この人を食ったような男がそれを危惧しているということは、きっとただ事ではないのだろう。
「じゃあ、俺がウェルラントに夜襲を知らせに行って、警備をしてもらっておいたらどうですか」
「そしたら赴いた研修生と引率一同、完璧に一人残らずぶっ殺されますね。アイテムが手に入らないのは残念ですが後日手を回せばいいことですし、それはそれで別に構いませんよ。君がいいなら」
「うっ・・・・・・」
盗みは回避したい。けれど、俺の一言で人死にが出るのはさらに勘弁してもらいたい。俺は他人の命を背負うほどの強い心は持ち合わせていないのだ。

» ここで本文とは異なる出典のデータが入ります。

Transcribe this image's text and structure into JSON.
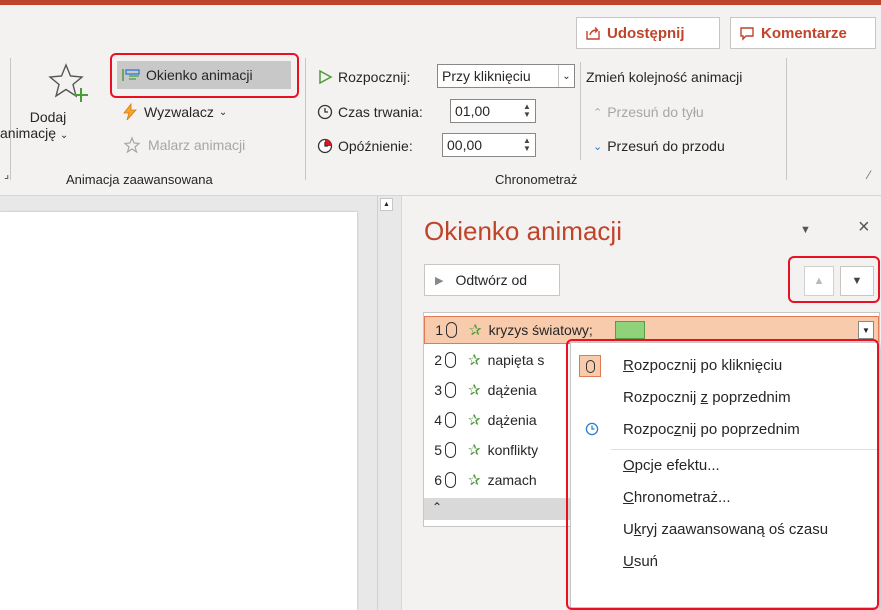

「うう・・・・・・ぬ、盗むんじゃなくて、そう、盗難防止のために一時預かりってことなら・・・・・・」
「くっつける理由など、どうぞ君のお好きなように。やることは変わりませんからね」
俺の苦し紛れの容認に、グレイがにこと笑う。
「君に確保してもらいたいのは、儀式用の剣、サーヴァレットという物です。オリハルコン製の短剣で、刀身の柄に近い部分に黒い石が填められています」
「見て分かるのかな・・・・・・。ていうか、グレイが行った方が早くないですか? そしたらみんな逆らえないだろうし・・・・・・」
「嫌です。万が一にでもウェルラントと顔を合わせたら、多分街一つ潰すくらいの戦いになるんで、面倒くさいんですよ。一般人を巻き込むことになったら彼にも怒られてしまいますし」
「彼?」
そこに出てきた代名詞は明らかにウェルラントのことではない。そもそもあの人に怒られてもグレイはなんとも思わなそうだ。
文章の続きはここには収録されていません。